For many people, Christmas can be a magical day filled with delight and indulgences. But for those down on their luck or disadvantaged, it can be a time of sorrow and disappointment. That’s why the countries of the British commonwealth have set aside the day after Christmas as Boxing Day, and its purpose was to bring a bit of magic to those who could use it. So what is Boxing Day all about, anyway, apart from being the day after a Christmas and a time when many of us flock to the sales?
Every December 26, going at least as far back as 1833, according to History.com, the United Kingdom and other countries that are part of the British Commonwealth – including Australia, New Zealand, Canada and India – have observed Boxing Day as an opportunity to provide some holiday joy to those who most need it.
There are competing stories behind the name Boxing Day. One is that it refers to the giving of “Christmas boxes,” a term that originated in the 17th century to describe gifts, money and other leftovers from Christmas that lords of the manor would give to their servants and employees for having worked on Christmas Day. Basically, Christmas Boxes were holiday bonuses for the working class.
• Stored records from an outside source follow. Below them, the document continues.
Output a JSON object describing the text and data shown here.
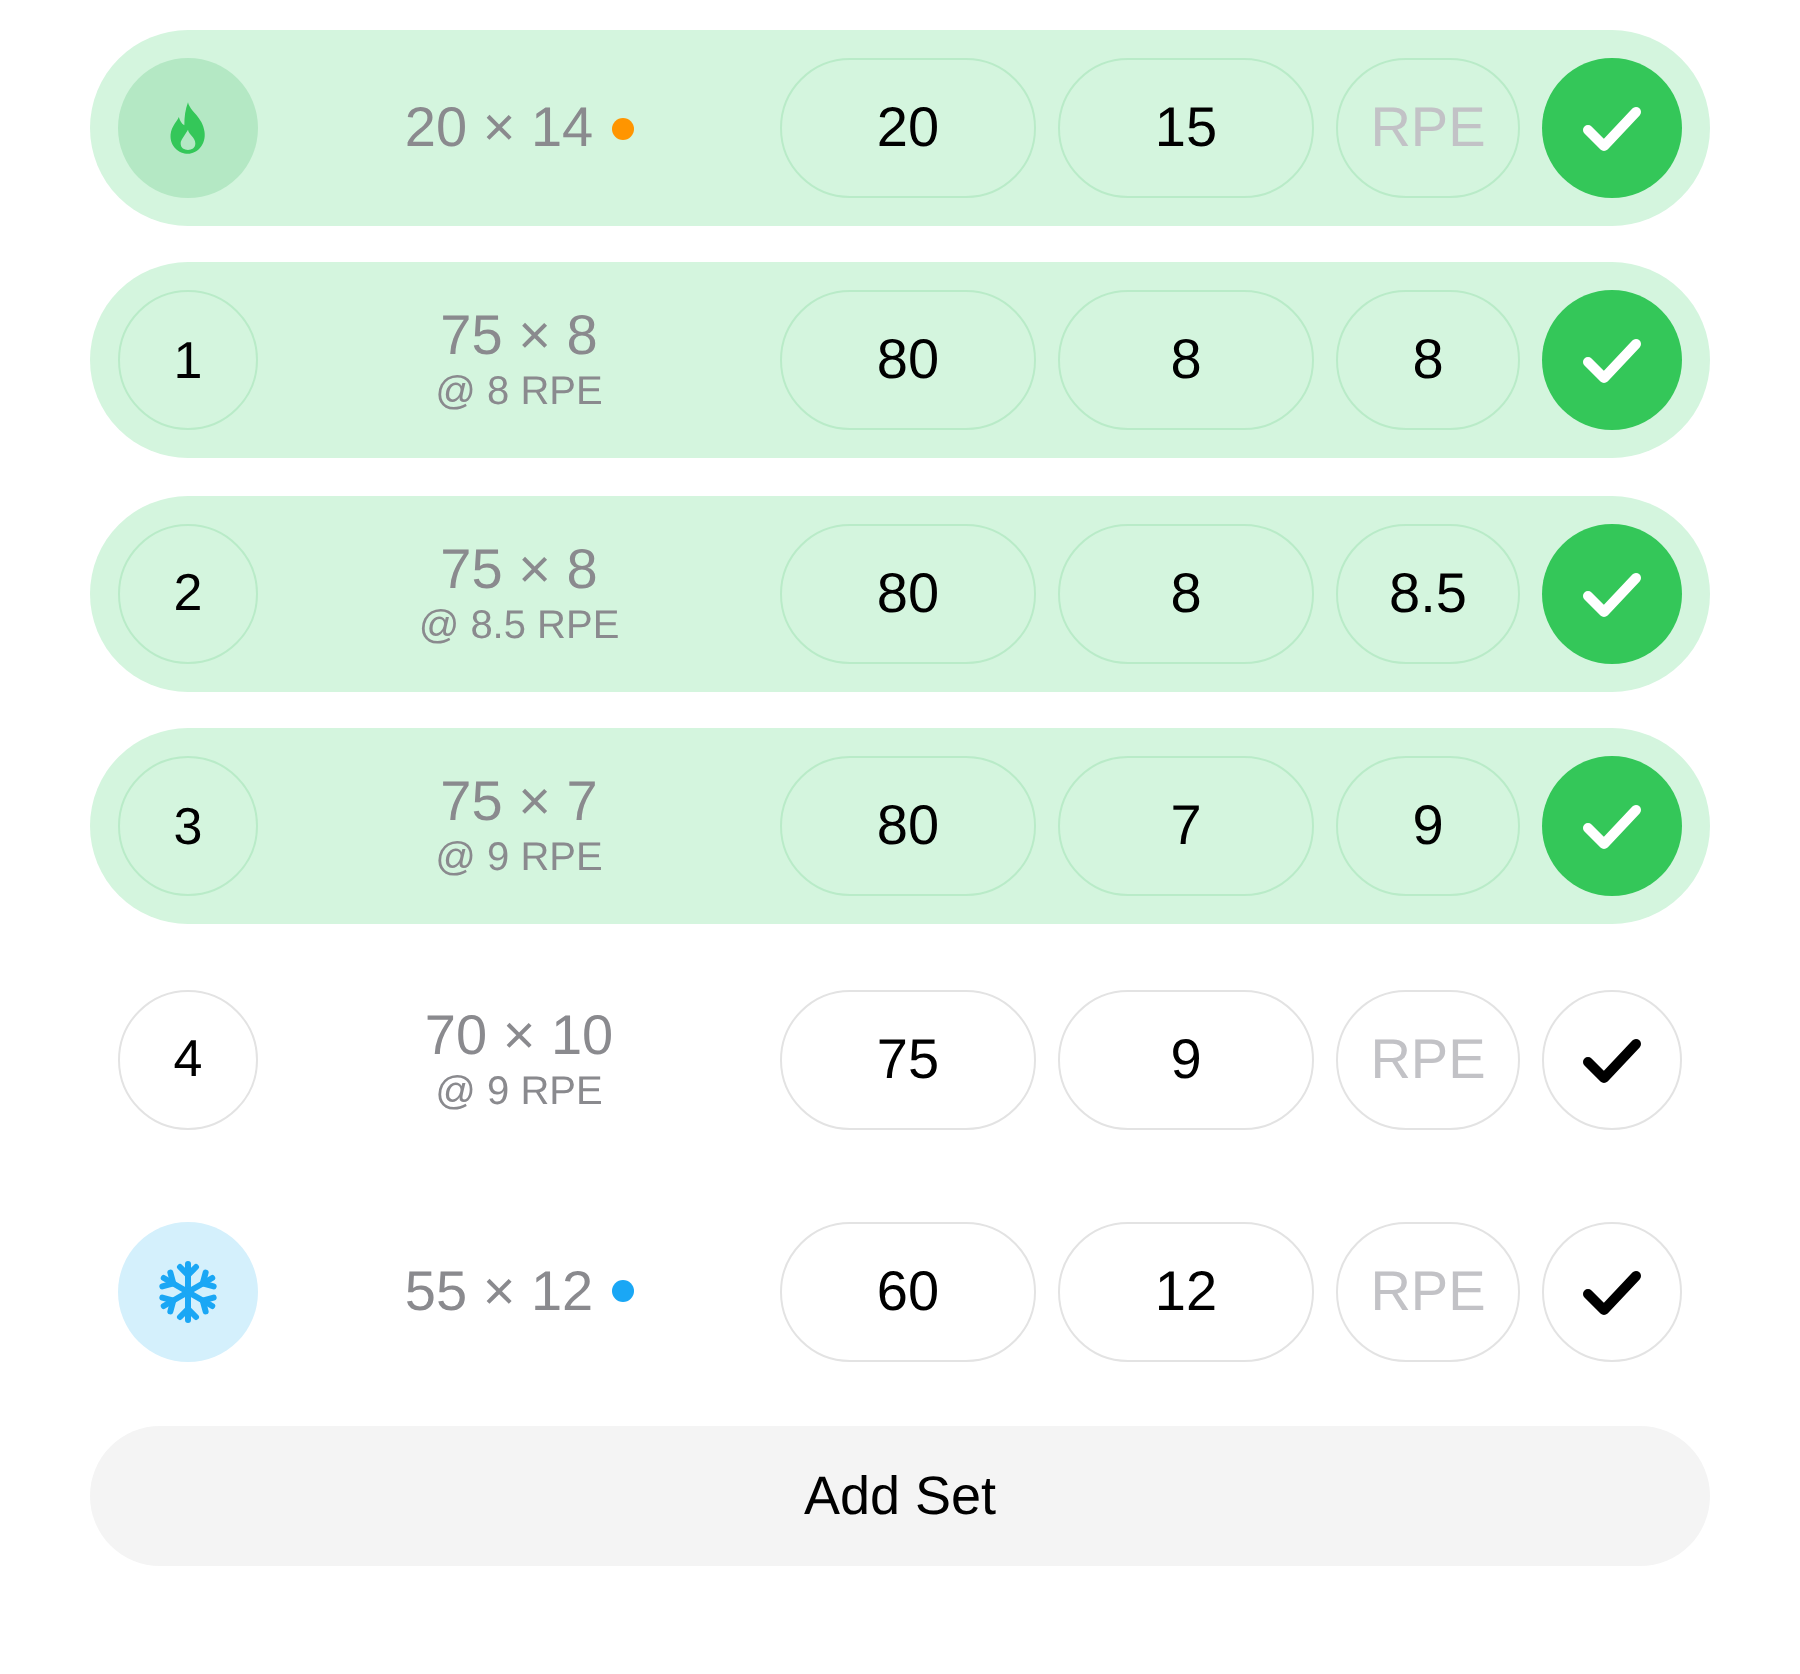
{
  "sets": [
    {
      "kind": "warmup",
      "target": "20 × 14",
      "color": "#ff9500",
      "weight": "20",
      "reps": "15",
      "rpe_placeholder": "RPE",
      "completed": true
    },
    {
      "kind": "working",
      "number": "1",
      "target": "75 × 8",
      "target_rpe": "@ 8 RPE",
      "weight": "80",
      "reps": "8",
      "rpe": "8",
      "completed": true
    },
    {
      "kind": "working",
      "number": "2",
      "target": "75 × 8",
      "target_rpe": "@ 8.5 RPE",
      "weight": "80",
      "reps": "8",
      "rpe": "8.5",
      "completed": true
    },
    {
      "kind": "working",
      "number": "3",
      "target": "75 × 7",
      "target_rpe": "@ 9 RPE",
      "weight": "80",
      "reps": "7",
      "rpe": "9",
      "completed": true
    },
    {
      "kind": "working",
      "number": "4",
      "target": "70 × 10",
      "target_rpe": "@ 9 RPE",
      "weight": "75",
      "reps": "9",
      "rpe_placeholder": "RPE",
      "completed": false
    },
    {
      "kind": "cooldown",
      "target": "55 × 12",
      "color": "#1aa7f5",
      "weight": "60",
      "reps": "12",
      "rpe_placeholder": "RPE",
      "completed": false
    }
  ],
  "add_button": {
    "label": "Add Set"
  }
}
The other is that it refers to the “alms boxes” that would traditionally appear in churches in the weeks leading up to Christmas for the purpose of collecting money from parishioners that clergy members would distribute to those in need after Christmas Day. The day after Christmas is also the feast of St. Stephen, a martyr known for his acts of charity.
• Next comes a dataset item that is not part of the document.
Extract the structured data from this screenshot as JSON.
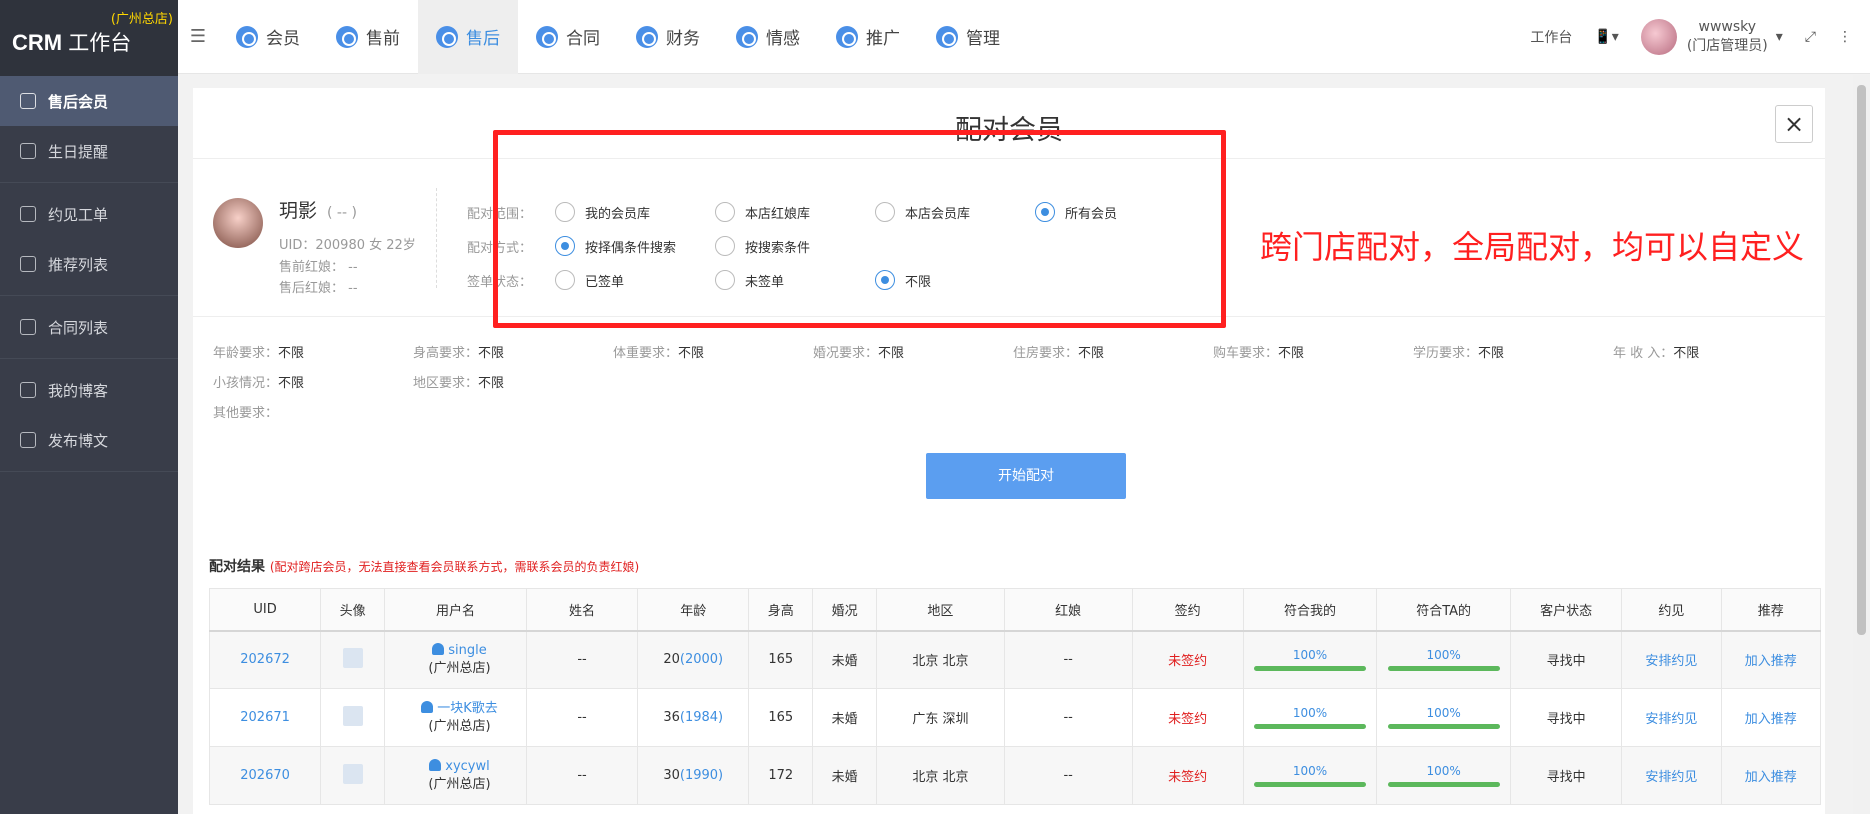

The day is still a national holiday in many parts of the British Commonwealth, and while some people still give back to the less fortunate on Boxing Day, it has now become more synonymous with spending up big at a department store.
This year, on December 26, consider observing your own charitable Boxing Day. To borrow from How the Grinch Stole Christmas, your heart just may grow three sizes… instead of your wallet shrinking three sizes!